The One Number That Every Publisher Should Demand From Their Ad Providers

The ad tech industry has a transparency problem. If you’re a website publisher working with a managed ad network, you’re probably looking at a net revenue number. That’s what gets deposited in your account after the ad partner takes their cut. 

It’s clean, simple and exactly how ad networks have historically operated. But that doesn’t make it the right way to operate. There’s one even more important number that is often hidden from view. Without it, publishers could be receiving a skewed view of their earnings: gross revenue.

Why Gross Revenue Is So Critical

Gross revenue is the total amount your site earns before fees or revenue shares are taken out. It’s the holy grail of numbers and the one that shows what you’re actually generating through ads. The more granular a provider can get with how your revenue gets from gross to net, the better. But in today’s hyper-competitive ecosystem, it’s the number many ad networks work hard to obfuscate.

Why don’t you have access to the gross revenue number in the first place? Why do you need to ask for it? Can you even trust that number you’ve received?

That lack of visibility allows ad networks to obscure how they’re profiting from your website. Some networks might advertise an 85/15 percent revenue share, but never show you how that’s calculated in the back end and what number constitutes the total.

Others win business by temporarily giving you 100% of revenue up front, just to get you in the door. Once you’re onboarded, the revenue share starts quietly shifting without your knowledge. The net number changes month to month, but without visibility into the gross figure, you’ll never know why. If you question the fluctuation, you’ll find that rapidly changing markets are to blame. But that’s not the entire truth.

A Culture of Complexity

Working with an ad network should be straightforward. But there’s no standardization in what gets shared with website publishers. The model is intentionally designed to win business at all costs.

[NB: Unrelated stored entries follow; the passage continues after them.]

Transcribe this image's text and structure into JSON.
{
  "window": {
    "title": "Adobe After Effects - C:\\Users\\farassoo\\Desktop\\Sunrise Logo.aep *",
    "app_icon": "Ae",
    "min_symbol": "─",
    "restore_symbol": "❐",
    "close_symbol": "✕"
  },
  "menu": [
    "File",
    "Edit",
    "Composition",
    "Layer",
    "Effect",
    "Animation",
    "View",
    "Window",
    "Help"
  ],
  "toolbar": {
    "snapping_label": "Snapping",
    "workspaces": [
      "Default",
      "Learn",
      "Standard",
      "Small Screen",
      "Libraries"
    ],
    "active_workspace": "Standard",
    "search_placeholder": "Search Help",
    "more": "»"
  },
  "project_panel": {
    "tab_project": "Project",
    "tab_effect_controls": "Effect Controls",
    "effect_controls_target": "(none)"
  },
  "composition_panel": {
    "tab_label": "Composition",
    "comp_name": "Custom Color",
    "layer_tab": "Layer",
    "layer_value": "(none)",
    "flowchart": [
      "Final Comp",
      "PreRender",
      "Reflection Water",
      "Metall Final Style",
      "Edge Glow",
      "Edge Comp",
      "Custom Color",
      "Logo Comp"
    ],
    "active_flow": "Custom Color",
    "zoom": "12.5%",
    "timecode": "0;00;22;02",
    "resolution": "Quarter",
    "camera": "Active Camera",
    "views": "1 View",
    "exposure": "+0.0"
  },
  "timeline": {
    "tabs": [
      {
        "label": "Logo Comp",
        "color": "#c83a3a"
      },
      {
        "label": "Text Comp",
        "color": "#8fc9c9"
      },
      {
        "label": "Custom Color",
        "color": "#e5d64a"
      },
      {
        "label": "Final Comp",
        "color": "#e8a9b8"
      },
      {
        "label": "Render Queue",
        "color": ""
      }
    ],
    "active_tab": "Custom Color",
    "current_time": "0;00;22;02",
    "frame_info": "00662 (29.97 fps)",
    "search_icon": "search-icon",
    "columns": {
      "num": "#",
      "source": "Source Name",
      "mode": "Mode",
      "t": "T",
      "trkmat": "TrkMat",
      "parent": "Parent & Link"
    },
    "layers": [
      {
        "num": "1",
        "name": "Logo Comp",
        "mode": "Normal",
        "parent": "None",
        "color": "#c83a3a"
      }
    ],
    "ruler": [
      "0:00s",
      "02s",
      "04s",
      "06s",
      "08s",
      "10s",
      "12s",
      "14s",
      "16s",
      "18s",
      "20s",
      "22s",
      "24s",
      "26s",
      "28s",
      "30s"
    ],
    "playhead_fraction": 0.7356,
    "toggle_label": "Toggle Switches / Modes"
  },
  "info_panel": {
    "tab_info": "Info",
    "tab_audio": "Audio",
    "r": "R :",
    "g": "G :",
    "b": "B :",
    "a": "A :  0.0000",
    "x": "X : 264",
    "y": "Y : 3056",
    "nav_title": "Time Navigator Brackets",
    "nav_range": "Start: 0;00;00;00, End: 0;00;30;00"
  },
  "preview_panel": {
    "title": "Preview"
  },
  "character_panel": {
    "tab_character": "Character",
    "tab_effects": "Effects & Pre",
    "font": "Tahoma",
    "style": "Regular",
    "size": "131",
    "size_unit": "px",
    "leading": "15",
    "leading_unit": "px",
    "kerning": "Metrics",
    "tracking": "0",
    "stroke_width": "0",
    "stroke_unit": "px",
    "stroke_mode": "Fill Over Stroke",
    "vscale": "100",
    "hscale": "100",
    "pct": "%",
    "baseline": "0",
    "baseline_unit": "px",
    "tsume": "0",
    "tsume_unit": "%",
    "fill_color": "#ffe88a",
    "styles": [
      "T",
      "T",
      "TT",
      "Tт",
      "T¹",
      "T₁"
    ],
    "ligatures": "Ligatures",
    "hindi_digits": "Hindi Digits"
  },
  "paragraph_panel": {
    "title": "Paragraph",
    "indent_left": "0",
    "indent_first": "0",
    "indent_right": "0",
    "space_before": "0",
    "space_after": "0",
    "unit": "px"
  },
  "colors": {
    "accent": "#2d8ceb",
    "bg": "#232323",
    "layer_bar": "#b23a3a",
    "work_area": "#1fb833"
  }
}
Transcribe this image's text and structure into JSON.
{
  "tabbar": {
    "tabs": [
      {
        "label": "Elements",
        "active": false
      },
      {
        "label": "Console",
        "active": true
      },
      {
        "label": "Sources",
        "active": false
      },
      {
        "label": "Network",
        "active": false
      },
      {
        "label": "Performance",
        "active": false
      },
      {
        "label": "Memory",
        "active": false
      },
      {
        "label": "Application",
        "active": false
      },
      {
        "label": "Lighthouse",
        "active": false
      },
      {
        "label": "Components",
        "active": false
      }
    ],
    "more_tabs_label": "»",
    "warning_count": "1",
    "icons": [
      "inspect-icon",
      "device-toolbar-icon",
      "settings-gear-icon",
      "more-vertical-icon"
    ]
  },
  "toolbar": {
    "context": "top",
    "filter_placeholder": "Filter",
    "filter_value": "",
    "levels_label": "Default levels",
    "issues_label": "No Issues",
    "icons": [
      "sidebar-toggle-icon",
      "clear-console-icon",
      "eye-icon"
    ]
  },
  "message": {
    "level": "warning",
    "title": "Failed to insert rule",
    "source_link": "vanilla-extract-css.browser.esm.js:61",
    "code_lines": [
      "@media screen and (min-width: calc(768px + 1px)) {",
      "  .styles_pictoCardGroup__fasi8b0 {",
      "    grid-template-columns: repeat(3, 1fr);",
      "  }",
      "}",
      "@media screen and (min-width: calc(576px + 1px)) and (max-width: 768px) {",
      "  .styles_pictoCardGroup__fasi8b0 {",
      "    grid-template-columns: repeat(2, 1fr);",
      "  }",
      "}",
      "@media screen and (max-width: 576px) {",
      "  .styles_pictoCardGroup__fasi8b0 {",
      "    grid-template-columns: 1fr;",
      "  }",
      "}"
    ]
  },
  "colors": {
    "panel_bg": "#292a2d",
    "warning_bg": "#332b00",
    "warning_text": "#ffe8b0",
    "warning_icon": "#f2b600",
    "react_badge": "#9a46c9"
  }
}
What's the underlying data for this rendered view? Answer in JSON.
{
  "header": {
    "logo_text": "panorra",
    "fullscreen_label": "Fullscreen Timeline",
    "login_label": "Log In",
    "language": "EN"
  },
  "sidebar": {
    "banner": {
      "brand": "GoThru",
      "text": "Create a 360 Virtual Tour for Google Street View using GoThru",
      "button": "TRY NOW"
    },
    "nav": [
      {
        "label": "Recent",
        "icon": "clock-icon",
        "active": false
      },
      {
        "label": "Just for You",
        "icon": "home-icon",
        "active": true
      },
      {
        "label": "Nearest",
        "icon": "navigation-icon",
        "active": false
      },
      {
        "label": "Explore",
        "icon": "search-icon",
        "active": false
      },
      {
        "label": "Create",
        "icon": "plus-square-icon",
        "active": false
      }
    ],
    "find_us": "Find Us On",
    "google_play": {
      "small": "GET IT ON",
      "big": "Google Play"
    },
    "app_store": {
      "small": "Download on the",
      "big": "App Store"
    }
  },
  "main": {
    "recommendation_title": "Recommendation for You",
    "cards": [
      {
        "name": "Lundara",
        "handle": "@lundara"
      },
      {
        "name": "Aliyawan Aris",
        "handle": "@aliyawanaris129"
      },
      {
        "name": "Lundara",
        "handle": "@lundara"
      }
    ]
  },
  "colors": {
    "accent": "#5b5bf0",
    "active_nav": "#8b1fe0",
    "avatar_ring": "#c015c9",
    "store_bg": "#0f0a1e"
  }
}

One example of this is the manipulation of ad refresh rates, which is a common practice among ad networks. Some networks speed up how often ads reload on your site (below the SSP-recommended 30-second limit) just to temporarily boost revenue and make themselves look better during a test period or at a specific time frame to boost performance under the radar. 

It’s a risky move. If caught, it’s the publisher who gets penalized, not the ad network. More, not less, control should go to the web publisher, because they’re the ones ultimately responsible for policy compliance, long-term site health and brand reputation. Giving publishers full visibility empowers them to make sustainable choices instead of being left vulnerable to their partner’s short-term optimizations.  

Why Transparency Matters Now More Than Ever

Programmatic advertising is volatile by nature. Revenue can spike or dip based on seasonality, auction demand and even global events. But when publishers don’t have transparency, they won’t know the difference between a market shift and a business decision made behind the scenes.

That’s why gross revenue matters. It’s not about micromanaging your ad partner, but rather having a baseline for trust. Knowing the total you’re generating gives you the ability to ask better questions, verify rev share and understand how your site is truly performing.

What Every Publisher Should Be Asking

There are a lot of metrics and dashboards in ad tech. But if you had to focus on just one? Start with gross revenue. 

From there, ask how your net is calculated, what fees are applied and how often those shares change. If your provider can’t answer those questions, that’s a major red flag.  

If you don’t have access to this number, you don’t know what you’re earning or losing to your ad network. You deserve to see the full picture of exactly how much you are making.